Why is the pending configuration not working for my contract_requiring_verification_published webhook triggered build?

The pending feature is only applicable to the provider changed workflow, where the list of pacts to be verified are fetched from the Pact Broker. It does not apply to the contract changed workflow where the pact URL, provider branch and commit sha is passed to the job via the webhook, for each of the providers configured mainBranch and any deployedOrReleased versions. This is because the pending status of the pact content is calculated based on the branch property that the provider will use to publish the verification results, and the contract_requiring_verification_published webhook cannot know this information. The webhook triggered build is meant to be an "out of bound" build that does not have any dependencies on it, and it is expected to fail when pacts change.

Why is the pending configuration not working for my contract_content_changed webhook triggered build?

The pending feature is only applicable to the provider changed workflow, where the list of pacts to be verified are fetched from the Pact Broker. It does not apply to the contract changed workflow where the pact URL is passed to the job via the webhook. This is because the pending status of the pact content is calculated based on the branch property that the provider will use to publish the verification results, and the contract_content_changed webhook cannot know this information.
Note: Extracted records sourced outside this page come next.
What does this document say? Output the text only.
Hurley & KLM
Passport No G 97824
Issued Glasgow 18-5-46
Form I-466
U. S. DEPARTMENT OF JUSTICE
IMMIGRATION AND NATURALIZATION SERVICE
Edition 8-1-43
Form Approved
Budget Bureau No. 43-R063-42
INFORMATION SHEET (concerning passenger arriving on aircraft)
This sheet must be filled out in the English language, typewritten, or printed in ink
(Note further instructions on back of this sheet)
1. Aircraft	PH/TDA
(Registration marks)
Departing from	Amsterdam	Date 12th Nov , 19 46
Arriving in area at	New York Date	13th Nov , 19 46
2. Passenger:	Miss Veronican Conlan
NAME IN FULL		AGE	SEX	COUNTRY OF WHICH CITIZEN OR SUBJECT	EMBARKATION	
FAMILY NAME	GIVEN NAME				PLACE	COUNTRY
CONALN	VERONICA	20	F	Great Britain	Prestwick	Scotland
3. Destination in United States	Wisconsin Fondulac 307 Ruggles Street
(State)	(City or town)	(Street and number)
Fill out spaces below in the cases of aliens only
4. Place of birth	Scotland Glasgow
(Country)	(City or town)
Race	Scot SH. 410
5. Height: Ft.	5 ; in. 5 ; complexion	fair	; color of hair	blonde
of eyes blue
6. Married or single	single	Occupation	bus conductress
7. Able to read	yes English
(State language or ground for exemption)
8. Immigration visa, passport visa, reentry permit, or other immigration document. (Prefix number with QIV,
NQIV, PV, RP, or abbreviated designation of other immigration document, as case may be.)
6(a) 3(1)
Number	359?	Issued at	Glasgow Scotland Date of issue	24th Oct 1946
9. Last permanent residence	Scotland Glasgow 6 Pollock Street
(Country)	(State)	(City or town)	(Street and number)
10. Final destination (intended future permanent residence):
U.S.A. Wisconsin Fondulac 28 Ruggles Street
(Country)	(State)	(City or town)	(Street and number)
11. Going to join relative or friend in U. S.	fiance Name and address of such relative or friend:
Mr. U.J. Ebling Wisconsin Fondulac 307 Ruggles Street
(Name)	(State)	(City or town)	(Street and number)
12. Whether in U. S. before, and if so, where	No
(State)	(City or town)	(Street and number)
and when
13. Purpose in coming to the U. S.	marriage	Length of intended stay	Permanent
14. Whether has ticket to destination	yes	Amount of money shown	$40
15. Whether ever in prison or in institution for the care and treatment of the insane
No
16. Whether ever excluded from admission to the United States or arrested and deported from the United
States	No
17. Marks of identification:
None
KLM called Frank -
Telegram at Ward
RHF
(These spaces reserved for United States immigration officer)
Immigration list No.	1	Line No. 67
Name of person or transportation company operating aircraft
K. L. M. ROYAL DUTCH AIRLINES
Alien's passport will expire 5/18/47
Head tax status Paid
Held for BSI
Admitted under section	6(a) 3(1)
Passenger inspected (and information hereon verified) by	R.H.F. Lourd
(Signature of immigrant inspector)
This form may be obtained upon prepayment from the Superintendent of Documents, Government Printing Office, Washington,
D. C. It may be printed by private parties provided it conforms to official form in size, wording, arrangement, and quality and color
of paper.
The webhook triggered build is meant to be an "out of bound" build that does not have any dependencies on it, and it is expected to fail when pacts change.

I'm so confused by the whole thing

The API that returns the list of pacts to verify has some built in messaging to explain what is going on that should be displayed to the user. Here is an example from the Ruby implementation.

DEBUG: The pact at https://test.pactflow.io/pacts/provider/Bar/consumer/Foo/pact-version/6c4158b13a7f05dadd208a7633b77d1f299ae375
is being verified because it matches the following configured selection criterion:
latest pact between a consumer and Bar
DEBUG: This pact is in pending state for this version of Bar because a successful verification
result for a version of Bar with branch 'master' has not yet been published.
If this verification fails, it will not cause the overall build to fail.
Read more at https://pact.io/pending

[test output]

DEBUG: This pact is still in pending state for any version of Bar with branch 'master' as a successful
verification result with this branch has not yet been published

If you cannot see this debug output, please consult the documentation for your language to see if you can find a way to turn it on. If you can't find that, please hop on to our Slack workspace and ask about it in the appropriate channel for your language.

There is also a CI/CD workshop that will take you through the process of adding a new feature.